En mai 2013, une entreprise immobilière de New York (Rapid Realty) offre à ses 800 employés d’augmenter leur salaire de 15% s’ils se font tatouer le logo de l’entreprise. Près de quarante personnes acceptent.

Loin de se scandaliser, certains journalistes parlent de «loyauté» à l’entreprise : «les salariés qui se sont fait tatouer sont respectés par leurs collègues pour leur engagement». En Europe, une firme qui proposerait d’utiliser des corps comme panneaux publicitaires serait accusée d’exploiter la vulnérabilité des plus faibles. Aux Etats-Unis, le fait de rétribuer une personne pour qu’elle se fasse tatouer un logo ou une adresse de site commercial fait maintenant partie des moyens les plus avantageux d’augmenter la visibilité d’une marque.

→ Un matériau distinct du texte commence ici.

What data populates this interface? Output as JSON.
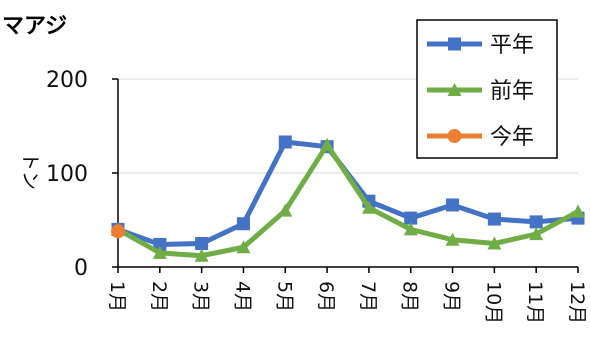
{
  "chart_data": {
    "type": "line",
    "title": "マアジ",
    "ylabel": "トン",
    "xlabel": "",
    "categories": [
      "1月",
      "2月",
      "3月",
      "4月",
      "5月",
      "6月",
      "7月",
      "8月",
      "9月",
      "10月",
      "11月",
      "12月"
    ],
    "ylim": [
      0,
      200
    ],
    "yticks": [
      "0",
      "100",
      "200"
    ],
    "grid": true,
    "legend_position": "top-right",
    "series": [
      {
        "name": "平年",
        "color": "#4472C4",
        "marker": "square",
        "values": [
          40,
          24,
          25,
          46,
          133,
          128,
          70,
          52,
          66,
          51,
          48,
          52
        ]
      },
      {
        "name": "前年",
        "color": "#70AD47",
        "marker": "triangle",
        "values": [
          40,
          15,
          12,
          21,
          60,
          130,
          63,
          40,
          29,
          25,
          35,
          59
        ]
      },
      {
        "name": "今年",
        "color": "#ED7D31",
        "marker": "circle",
        "values": [
          38,
          null,
          null,
          null,
          null,
          null,
          null,
          null,
          null,
          null,
          null,
          null
        ]
      }
    ]
  }
}
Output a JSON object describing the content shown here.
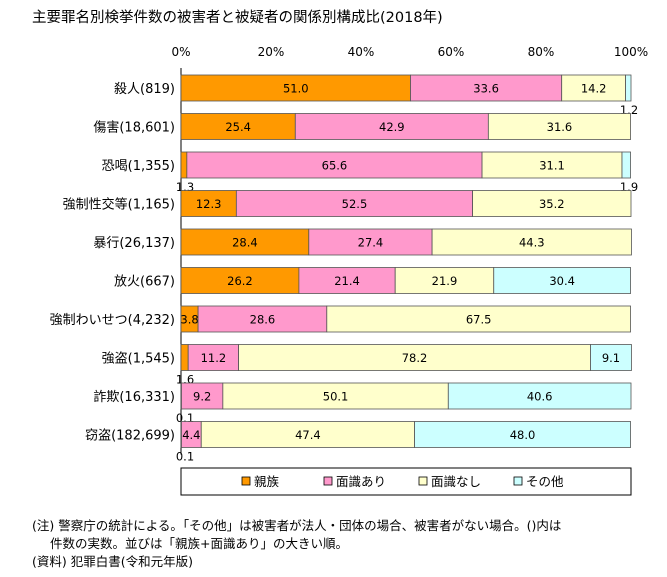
{
  "chart_data": {
    "type": "bar",
    "orientation": "horizontal",
    "stacked": true,
    "title": "主要罪名別検挙件数の被害者と被疑者の関係別構成比(2018年)",
    "xlim": [
      0,
      100
    ],
    "x_ticks": [
      "0%",
      "20%",
      "40%",
      "60%",
      "80%",
      "100%"
    ],
    "categories": [
      "殺人(819)",
      "傷害(18,601)",
      "恐喝(1,355)",
      "強制性交等(1,165)",
      "暴行(26,137)",
      "放火(667)",
      "強制わいせつ(4,232)",
      "強盗(1,545)",
      "詐欺(16,331)",
      "窃盗(182,699)"
    ],
    "series": [
      {
        "name": "親族",
        "color": "#ff9900",
        "values": [
          51.0,
          25.4,
          1.3,
          12.3,
          28.4,
          26.2,
          3.8,
          1.6,
          0.1,
          0.1
        ],
        "labels": [
          "51.0",
          "25.4",
          "1.3",
          "12.3",
          "28.4",
          "26.2",
          "3.8",
          "1.6",
          "0.1",
          "0.1"
        ]
      },
      {
        "name": "面識あり",
        "color": "#ff99cc",
        "values": [
          33.6,
          42.9,
          65.6,
          52.5,
          27.4,
          21.4,
          28.6,
          11.2,
          9.2,
          4.4
        ],
        "labels": [
          "33.6",
          "42.9",
          "65.6",
          "52.5",
          "27.4",
          "21.4",
          "28.6",
          "11.2",
          "9.2",
          "4.4"
        ]
      },
      {
        "name": "面識なし",
        "color": "#ffffcc",
        "values": [
          14.2,
          31.6,
          31.1,
          35.2,
          44.3,
          21.9,
          67.5,
          78.2,
          50.1,
          47.4
        ],
        "labels": [
          "14.2",
          "31.6",
          "31.1",
          "35.2",
          "44.3",
          "21.9",
          "67.5",
          "78.2",
          "50.1",
          "47.4"
        ]
      },
      {
        "name": "その他",
        "color": "#ccffff",
        "values": [
          1.2,
          0,
          1.9,
          0,
          0,
          30.4,
          0,
          9.1,
          40.6,
          48.0
        ],
        "labels": [
          "1.2",
          "",
          "1.9",
          "",
          "",
          "30.4",
          "",
          "9.1",
          "40.6",
          "48.0"
        ]
      }
    ],
    "legend_position": "bottom"
  },
  "notes": {
    "line1": "(注) 警察庁の統計による。「その他」は被害者が法人・団体の場合、被害者がない場合。()内は",
    "line2": "件数の実数。並びは「親族+面識あり」の大きい順。",
    "line3": "(資料) 犯罪白書(令和元年版)"
  }
}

Espace épidermique publicitaire

Le phénomène date de 1998 : la firme Outpost (qui vend du matériel informatique) lance une publicité parodique expliquant qu’elle subventionne des crèches afin de pouvoir tatouer sa marque le front des petits enfants : «Excessif ? Peut-être. Mais nous avons une mission.» Passage à la réalité, en 2001, lorsqu’un boxer (Bernard Hopkins) accepte de porter un tatouage éphémère dans le dos, juste avant un match très attendu. Le casino en ligne Golden Palace lui verse 100 000 dollars.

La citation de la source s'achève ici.